Some candidates and their supporters make it look easier than others. They bop around and cheer as though it’s fun. Others look so forlorn and put-upon, like it’s a major challenge to their introverted nature to be out in public like that, yet they make themselves do it because sign-waving is a requirement of elected office in Hawaii.
Standing there, wind and rain, sun and sweat, being assessed by people in passing cars. Some must give funny looks. Or funny fingers. Sometimes they yell and it’s not always an encouraging “howzit.” Sign-waving must be hard.
Sign-waving the day after the election must be especially difficult for the losing candidate. Yet some people rise to that humbling occasion and get back out there to say thank you.

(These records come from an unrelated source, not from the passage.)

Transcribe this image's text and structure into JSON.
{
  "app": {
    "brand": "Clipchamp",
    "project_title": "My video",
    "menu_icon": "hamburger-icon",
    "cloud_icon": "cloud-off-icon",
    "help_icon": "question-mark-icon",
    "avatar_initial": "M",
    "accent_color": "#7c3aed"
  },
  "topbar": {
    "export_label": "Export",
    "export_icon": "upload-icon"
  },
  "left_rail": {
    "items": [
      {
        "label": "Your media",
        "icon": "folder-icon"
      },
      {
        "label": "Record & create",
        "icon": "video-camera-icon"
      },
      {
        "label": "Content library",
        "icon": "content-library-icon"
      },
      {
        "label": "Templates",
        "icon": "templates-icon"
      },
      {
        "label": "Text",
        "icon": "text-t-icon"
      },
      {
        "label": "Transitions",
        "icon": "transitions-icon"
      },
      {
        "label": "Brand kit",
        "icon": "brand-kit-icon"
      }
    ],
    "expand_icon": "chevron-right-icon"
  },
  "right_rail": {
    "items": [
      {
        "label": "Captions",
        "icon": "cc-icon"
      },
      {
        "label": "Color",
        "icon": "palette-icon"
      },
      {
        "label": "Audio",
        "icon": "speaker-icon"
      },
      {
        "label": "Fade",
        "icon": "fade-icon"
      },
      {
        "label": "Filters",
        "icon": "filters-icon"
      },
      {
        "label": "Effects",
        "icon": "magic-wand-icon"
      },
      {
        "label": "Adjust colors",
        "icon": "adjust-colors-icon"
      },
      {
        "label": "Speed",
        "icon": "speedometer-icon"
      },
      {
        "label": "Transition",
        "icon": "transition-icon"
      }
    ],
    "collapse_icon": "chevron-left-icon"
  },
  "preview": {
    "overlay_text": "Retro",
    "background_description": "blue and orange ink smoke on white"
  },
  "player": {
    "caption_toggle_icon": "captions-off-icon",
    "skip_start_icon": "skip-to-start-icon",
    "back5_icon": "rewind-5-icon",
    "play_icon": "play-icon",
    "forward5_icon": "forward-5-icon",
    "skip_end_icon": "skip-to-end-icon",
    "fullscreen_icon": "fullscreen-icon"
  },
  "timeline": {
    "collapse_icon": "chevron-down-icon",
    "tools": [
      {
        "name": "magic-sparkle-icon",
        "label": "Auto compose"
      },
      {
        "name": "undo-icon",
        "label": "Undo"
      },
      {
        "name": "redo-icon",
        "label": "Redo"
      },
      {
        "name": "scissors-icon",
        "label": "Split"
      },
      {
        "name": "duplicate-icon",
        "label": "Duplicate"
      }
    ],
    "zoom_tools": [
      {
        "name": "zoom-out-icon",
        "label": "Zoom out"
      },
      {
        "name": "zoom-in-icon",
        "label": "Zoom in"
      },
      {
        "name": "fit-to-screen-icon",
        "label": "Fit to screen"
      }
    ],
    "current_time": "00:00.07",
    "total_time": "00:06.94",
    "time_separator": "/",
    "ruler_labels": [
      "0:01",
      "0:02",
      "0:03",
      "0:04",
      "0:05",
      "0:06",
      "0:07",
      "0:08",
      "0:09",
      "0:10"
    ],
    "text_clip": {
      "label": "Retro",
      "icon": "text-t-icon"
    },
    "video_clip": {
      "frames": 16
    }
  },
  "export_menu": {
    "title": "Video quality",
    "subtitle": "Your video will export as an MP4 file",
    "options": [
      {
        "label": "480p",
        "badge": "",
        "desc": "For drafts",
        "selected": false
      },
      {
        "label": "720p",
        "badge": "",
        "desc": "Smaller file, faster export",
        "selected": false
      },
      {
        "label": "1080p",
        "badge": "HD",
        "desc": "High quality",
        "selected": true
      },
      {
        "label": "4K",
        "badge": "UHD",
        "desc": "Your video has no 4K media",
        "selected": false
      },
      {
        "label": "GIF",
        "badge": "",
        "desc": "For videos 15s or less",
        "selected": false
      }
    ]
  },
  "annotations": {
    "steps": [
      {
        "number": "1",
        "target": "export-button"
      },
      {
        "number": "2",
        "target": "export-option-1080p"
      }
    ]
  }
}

It can’t be easy for winners the morning after, either. Election night stretches into the early hours of morning and candidates must be physically and emotionally spent. Then they have to get up, get dressed and get out on the roadside with just a couple hours of sleep. That takes commitment. Yet so many do it. Gov. David Ige and his supporters had their mahalo versions of the signs and were out waving on Wednesday morning. Thursday, too.
But for the unsuccessful candidates, post-election sign-waving shows an extra measure of grit. Many who lost in the final count were up again Wednesday morning to wave and say thank you to the people who did support them and thank you for the opportunity to run for office.
Ige’s GOP opponent Andria Tupola and her supporters were very visible on streets around the island and it was an ebullient kind of waving, a mahalo that conveyed plans for future campaigns. Others who faced disappointment on election night were back on the road the next day.
Ewa Beach Democrat Matt LoPresti, who gave up his state House seat to run for Senate, stood with his mahalo signs on the day after. He posted on Facebook that it was “a great honor and deeply humbling” to serve the district for the last four years. Former state Rep. Marilyn Lee, a Democrat, held signs in Mililani pledging to continue to help her community in any way she could.
Humility is not something seen often in contemporary politics, but great leadership requires the ability to put aside ego and hubris while still maintaining dignity. Imagine if the winning candidates in extremely close races said on the morning after an election, “Yeah, OK, let’s do a recount. I don’t want a shadow of doubt over my time in office.”
Perhaps that’s asking a bit much.
The candidates and their supporters who, regardless of outcome, get back out on the road the day after an election to say “mahalo” are commendable in that there’s not much to be gained from it except a demonstration of character.